Write a query that returns, from the authors table, the eebo IDs in each authors, only for the authors with more than 5 works.

Ordering Aggregated Results

We can order the results of our aggregation by a specific column, including the aggregated column. Let’s count the number of individuals of each species captured, ordered by the count:

SELECT author, COUNT(*)
FROM eebo
GROUP BY author
ORDER BY COUNT(author);

Saving Queries for Future Use

It is not uncommon to repeat the same operation more than once, for example for monitoring or reporting purposes. SQL comes with a very powerful mechanism to do this: views. Views are a form of query that is saved in the database, and can be used to look at, filter, and even update information. One way to think of views is as a table, that can read, aggregate, and filter information from several places before showing it to you.

Creating a view from a query requires to add CREATE VIEW viewname AS before the query itself. For example, imagine that my project only covers the data gathered of books published between 1642 - 1651. That query would look like:

SELECT *
FROM eebo
WHERE (date > '1558' AND date < '1603');

But we don’t want to have to type that every time we want to ask a question about that particular subset of data. Let’s create a view:

CREATE VIEW elizabethan AS
SELECT *
FROM eebo
WHERE (date > '1558' AND date < '1603');

You can also add a view using Create View in the View menu and see the results in the Views tab just like a table.

Now, we will be able to access these results with a much shorter notation:

SELECT *
FROM elizabethan;

There should only be 51 records. If you look at the PageCount column, it’s easy to see what the average page length would be. If we use SQL to find the average page count of books that are available, SQL behaves like we would hope, ignoring the NULL values:

SELECT AVG(PageCount)
FROM elizabethan
WHERE author != '';

But if we try to be extra clever, and find the average ourselves, we might get tripped up:

SELECT SUM(PageCount), COUNT(*), SUM(PageCount)/COUNT(*)
FROM elizabethan
WHERE author != '';

Here the COUNT command includes all 51 records (even those with NULL values), but the SUM only includes the 49 records with data in the weight field, giving us an incorrect average. However, our strategy will work if we modify the count command slightly:

SELECT SUM(PageCount), COUNT(PageCount), SUM(PageCount)/COUNT(PageCount)
FROM elizabethan
WHERE author != '';

When we count the pages field specifically, SQL ignores the records with data missing in that field. So here is one example where NULLs can be tricky: COUNT(*) and COUNT(field) can return different values.
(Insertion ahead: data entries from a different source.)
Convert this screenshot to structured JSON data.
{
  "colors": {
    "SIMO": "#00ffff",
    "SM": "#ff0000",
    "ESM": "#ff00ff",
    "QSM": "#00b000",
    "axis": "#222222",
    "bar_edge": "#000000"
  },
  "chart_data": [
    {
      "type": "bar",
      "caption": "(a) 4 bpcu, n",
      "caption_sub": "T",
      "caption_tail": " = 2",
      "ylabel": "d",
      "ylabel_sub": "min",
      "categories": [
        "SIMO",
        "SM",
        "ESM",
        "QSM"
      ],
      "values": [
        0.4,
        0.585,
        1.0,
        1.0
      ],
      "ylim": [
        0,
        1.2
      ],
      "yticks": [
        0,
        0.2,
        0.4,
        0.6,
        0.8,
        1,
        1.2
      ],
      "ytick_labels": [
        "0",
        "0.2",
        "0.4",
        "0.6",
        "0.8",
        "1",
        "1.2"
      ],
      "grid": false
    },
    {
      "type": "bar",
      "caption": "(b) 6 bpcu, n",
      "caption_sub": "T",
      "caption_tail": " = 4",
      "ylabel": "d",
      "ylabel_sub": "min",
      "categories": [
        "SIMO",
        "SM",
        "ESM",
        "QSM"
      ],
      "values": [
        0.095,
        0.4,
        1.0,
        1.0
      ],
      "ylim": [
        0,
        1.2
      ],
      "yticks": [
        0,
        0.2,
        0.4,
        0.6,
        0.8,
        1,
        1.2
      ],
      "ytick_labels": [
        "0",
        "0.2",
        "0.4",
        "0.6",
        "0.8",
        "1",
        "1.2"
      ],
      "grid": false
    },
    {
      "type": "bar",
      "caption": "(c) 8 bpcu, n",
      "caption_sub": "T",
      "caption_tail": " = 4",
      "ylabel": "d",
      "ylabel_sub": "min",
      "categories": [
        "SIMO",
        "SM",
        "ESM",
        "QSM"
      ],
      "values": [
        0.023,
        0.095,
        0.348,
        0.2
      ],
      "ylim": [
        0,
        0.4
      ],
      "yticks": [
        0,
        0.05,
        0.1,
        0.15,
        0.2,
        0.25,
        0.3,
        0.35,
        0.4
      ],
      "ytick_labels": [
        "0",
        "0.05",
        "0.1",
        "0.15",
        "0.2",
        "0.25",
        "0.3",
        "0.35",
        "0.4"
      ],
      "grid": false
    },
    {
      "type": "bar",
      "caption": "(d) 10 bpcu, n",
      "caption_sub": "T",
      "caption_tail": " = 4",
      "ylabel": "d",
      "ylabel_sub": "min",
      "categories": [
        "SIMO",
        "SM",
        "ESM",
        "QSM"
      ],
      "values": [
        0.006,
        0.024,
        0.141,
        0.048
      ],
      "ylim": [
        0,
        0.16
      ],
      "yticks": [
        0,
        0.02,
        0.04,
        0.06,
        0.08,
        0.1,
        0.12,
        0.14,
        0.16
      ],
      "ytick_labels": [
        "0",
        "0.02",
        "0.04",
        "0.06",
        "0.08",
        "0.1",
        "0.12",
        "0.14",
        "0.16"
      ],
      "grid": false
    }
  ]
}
Another case is when we use a “negative” query. Let’s count all the non-free titles:

SELECT COUNT(*)
FROM elizabethan
WHERE Author != '';

Now let’s count all the titles wth no author listed:

SELECT COUNT(*)
FROM elizabethan
WHERE Author != '';

But if we compare those two numbers with the total:

SELECT COUNT(*)
FROM elizabethan;

We’ll see that they don’t add up to the total! That’s because SQL doesn’t automatically include NULL values in a negative conditional statement. So if we are quering “not x”, then SQL divides our data into three categories: ‘x’, ‘not NULL, not x’ and NULL and returns the ‘not NULL, not x’ group. Sometimes this may be what we want - but sometimes we may want the missing values included as well! In that case, we’d need to change our query to:

SELECT COUNT(*)
FROM eebo
WHERE author != '' OR author IS NULL;

There is one more subtlety we need to be aware of. Suppose we run this query:

SELECT COUNT(*), PageCount
FROM elizabethen;

Key Points

  • Use the GROUP BY keyword to aggregate data.

  • Functions like MIN, MAX, AVERAGE, SUM, COUNT, etc. operate on aggregated data.

  • Use the HAVING keyword to filter on aggregate properties.

  • Use a VIEW to access the result of a query as though it was a new table.